Both diseases are inherited X-linked recessively, and males have only one X chromosome from the mother and one Y chromosome from the father. Therefore, women can be used as “carriers” of the gene, and the patients with clinical manifestations are all men. The difference between the two is that patients with Duchenne muscular dystrophy lack the protein myoprotectant, and patients with Becker muscular dystrophy have lower levels of this protein. So people with Duchenne muscular dystrophy begin to have symptoms in early childhood, while those with Becker muscular dystrophy tend to have less severe symptoms, and they usually show obvious symptoms in adulthood.
The early clinical manifestations of Duchenne muscular dystrophy are clumsy walking, easy falling, inability to run and climb buildings, and swaying, like a duck. Due to muscle weakness, it is very difficult to get up from a supine position. It is necessary to turn over and lie on the stomach first, then support the knees with both hands and then stand up. The disease progressed gradually, the arms could not be raised, and the scapulae became wing-like, and finally the intercostal muscles and facial muscles were also weak.

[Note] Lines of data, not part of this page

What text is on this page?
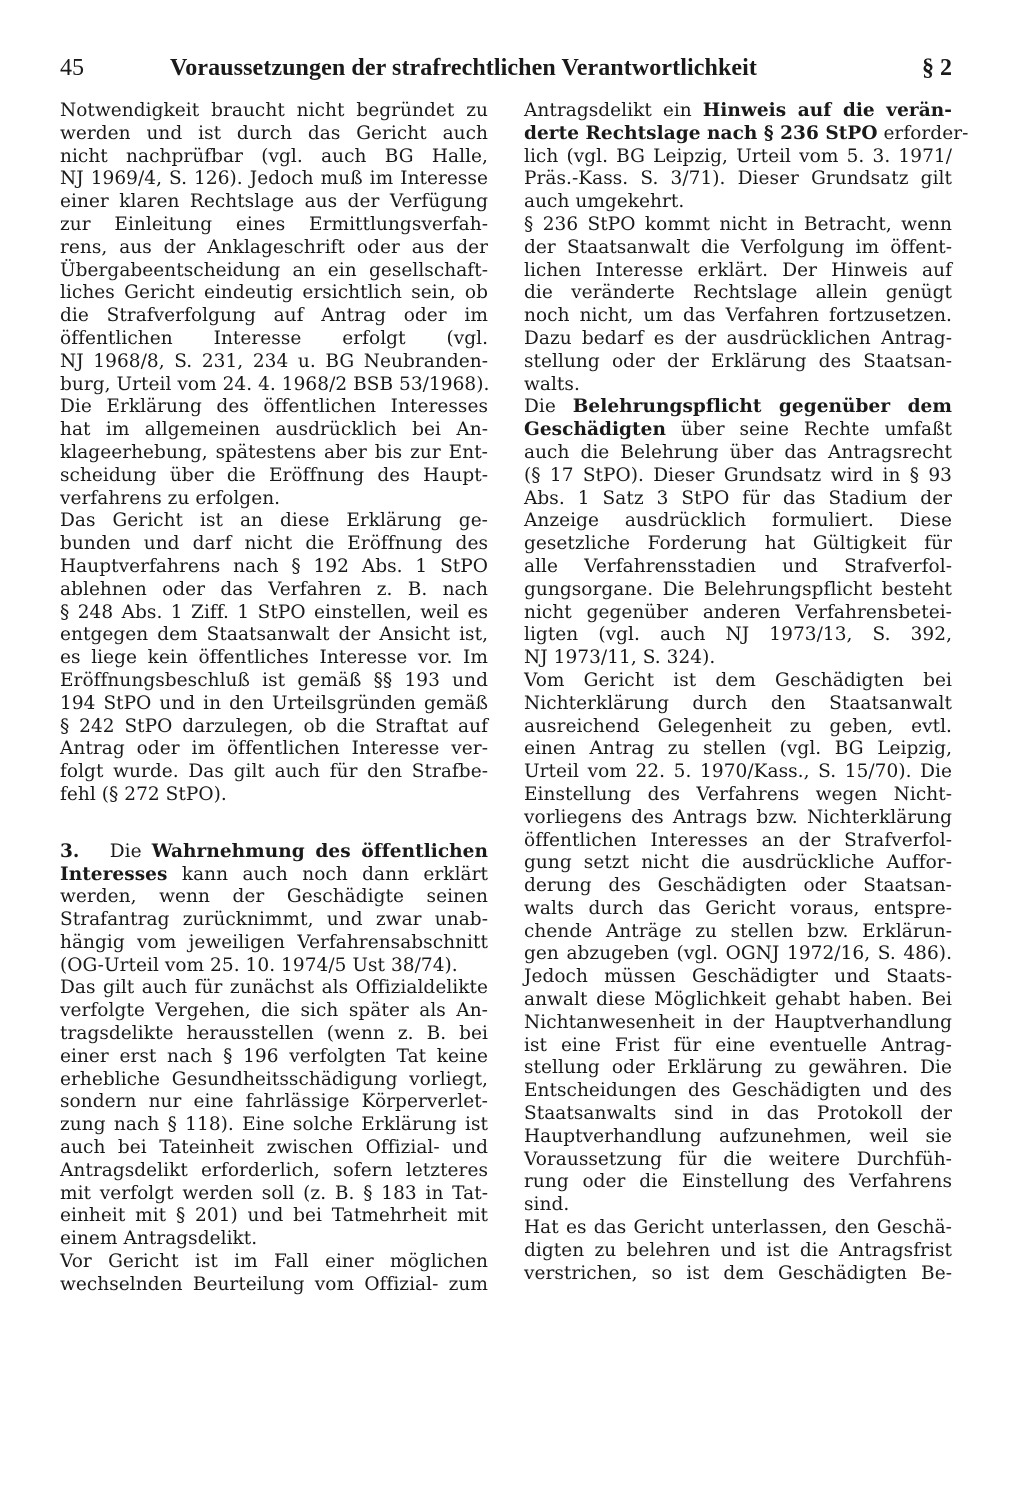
45	Voraussetzungen der strafrechtlichen Verantwortlichkeit	§ 2
Notwendigkeit braucht nicht begründet zu
werden und ist durch das Gericht auch
nicht nachprüfbar (vgl. auch BG Halle,
NJ 1969/4, S. 126). Jedoch muß im Interesse
einer klaren Rechtslage aus der Verfügung
zur Einleitung eines Ermittlungsverfah-
rens, aus der Anklageschrift oder aus der
Übergabeentscheidung an ein gesellschaft-
liches Gericht eindeutig ersichtlich sein, ob
die Strafverfolgung auf Antrag oder im
öffentlichen Interesse erfolgt (vgl.
NJ 1968/8, S. 231, 234 u. BG Neubranden-
burg, Urteil vom 24. 4. 1968/2 BSB 53/1968).
Die Erklärung des öffentlichen Interesses
hat im allgemeinen ausdrücklich bei An-
klageerhebung, spätestens aber bis zur Ent-
scheidung über die Eröffnung des Haupt-
verfahrens zu erfolgen.
Das Gericht ist an diese Erklärung ge-
bunden und darf nicht die Eröffnung des
Hauptverfahrens nach § 192 Abs. 1 StPO
ablehnen oder das Verfahren z. B. nach
§ 248 Abs. 1 Ziff. 1 StPO einstellen, weil es
entgegen dem Staatsanwalt der Ansicht ist,
es liege kein öffentliches Interesse vor. Im
Eröffnungsbeschluß ist gemäß §§ 193 und
194 StPO und in den Urteilsgründen gemäß
§ 242 StPO darzulegen, ob die Straftat auf
Antrag oder im öffentlichen Interesse ver-
folgt wurde. Das gilt auch für den Strafbe-
fehl (§ 272 StPO).
3. Die Wahrnehmung des öffentlichen
Interesses kann auch noch dann erklärt
werden, wenn der Geschädigte seinen
Strafantrag zurücknimmt, und zwar unab-
hängig vom jeweiligen Verfahrensabschnitt
(OG-Urteil vom 25. 10. 1974/5 Ust 38/74).
Das gilt auch für zunächst als Offizialdelikte
verfolgte Vergehen, die sich später als An-
tragsdelikte herausstellen (wenn z. B. bei
einer erst nach § 196 verfolgten Tat keine
erhebliche Gesundheitsschädigung vorliegt,
sondern nur eine fahrlässige Körperverlet-
zung nach § 118). Eine solche Erklärung ist
auch bei Tateinheit zwischen Offizial- und
Antragsdelikt erforderlich, sofern letzteres
mit verfolgt werden soll (z. B. § 183 in Tat-
einheit mit § 201) und bei Tatmehrheit mit
einem Antragsdelikt.
Vor Gericht ist im Fall einer möglichen
wechselnden Beurteilung vom Offizial- zum
Antragsdelikt ein Hinweis auf die verän-
derte Rechtslage nach § 236 StPO erforder-
lich (vgl. BG Leipzig, Urteil vom 5. 3. 1971/
Präs.-Kass. S. 3/71). Dieser Grundsatz gilt
auch umgekehrt.
§ 236 StPO kommt nicht in Betracht, wenn
der Staatsanwalt die Verfolgung im öffent-
lichen Interesse erklärt. Der Hinweis auf
die veränderte Rechtslage allein genügt
noch nicht, um das Verfahren fortzusetzen.
Dazu bedarf es der ausdrücklichen Antrag-
stellung oder der Erklärung des Staatsan-
walts.
Die Belehrungspflicht gegenüber dem
Geschädigten über seine Rechte umfaßt
auch die Belehrung über das Antragsrecht
(§ 17 StPO). Dieser Grundsatz wird in § 93
Abs. 1 Satz 3 StPO für das Stadium der
Anzeige ausdrücklich formuliert. Diese
gesetzliche Forderung hat Gültigkeit für
alle Verfahrensstadien und Strafverfol-
gungsorgane. Die Belehrungspflicht besteht
nicht gegenüber anderen Verfahrensbetei-
ligten (vgl. auch NJ 1973/13, S. 392,
NJ 1973/11, S. 324).
Vom Gericht ist dem Geschädigten bei
Nichterklärung durch den Staatsanwalt
ausreichend Gelegenheit zu geben, evtl.
einen Antrag zu stellen (vgl. BG Leipzig,
Urteil vom 22. 5. 1970/Kass., S. 15/70). Die
Einstellung des Verfahrens wegen Nicht-
vorliegens des Antrags bzw. Nichterklärung
öffentlichen Interesses an der Strafverfol-
gung setzt nicht die ausdrückliche Auffor-
derung des Geschädigten oder Staatsan-
walts durch das Gericht voraus, entspre-
chende Anträge zu stellen bzw. Erklärun-
gen abzugeben (vgl. OGNJ 1972/16, S. 486).
Jedoch müssen Geschädigter und Staats-
anwalt diese Möglichkeit gehabt haben. Bei
Nichtanwesenheit in der Hauptverhandlung
ist eine Frist für eine eventuelle Antrag-
stellung oder Erklärung zu gewähren. Die
Entscheidungen des Geschädigten und des
Staatsanwalts sind in das Protokoll der
Hauptverhandlung aufzunehmen, weil sie
Voraussetzung für die weitere Durchfüh-
rung oder die Einstellung des Verfahrens
sind.
Hat es das Gericht unterlassen, den Geschä-
digten zu belehren und ist die Antragsfrist
verstrichen, so ist dem Geschädigten Be-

Some affected muscles become hypertrophic due to the replacement of muscle fibers by fat. This “pseudohypertrophy” is more common in the gastrocnemius muscle, so it is also called pseudohypertrophic muscular dystrophy.
I met a 6-year-old child in the outpatient clinic. He went to the doctor because of clumsy walking. His parents said that he wanted to check the trace elements. I saw that the gastrocnemius muscle of the child’s calf was like an athlete, so I could basically consider it. Diagnosis of muscular dystrophy. After genetic testing confirmed Duchenne muscular dystrophy. Unfortunately, there is currently no cure for this disease, only symptomatic treatment. Most patients cannot walk by the age of 12, become bedridden by the age of 20, and often die of pneumonia.
Becker’s muscular dystrophy is characterized by weak thigh muscles, slow progression, and long course of disease. The patient cannot walk until 25 years or more after symptoms appear, and the prognosis is good.
Second, the hospital said that Wang Renfei was suffering from Bei’s disease. Why did his life stop at the age of 25?
Media reports said that Wang Renfei was diagnosed with DMD (Duchenne Muscular Dystrophy) in a local hospital when he was 5 years old. This disease is rare and not optimistic, because usually patients live only a dozen years. However, after traveling almost all over the country and repeated inspections several times, the inspection result given by the hospital is that Wang Renfei’s disease may not be DMD, but BMD (Bei’s Progressive Muscular Dystrophy). Although the symptoms are similar, they can theoretically live to thirty or forty years old. Wang Renfei’s death after fainting may have been caused by the disease involving the heart muscle.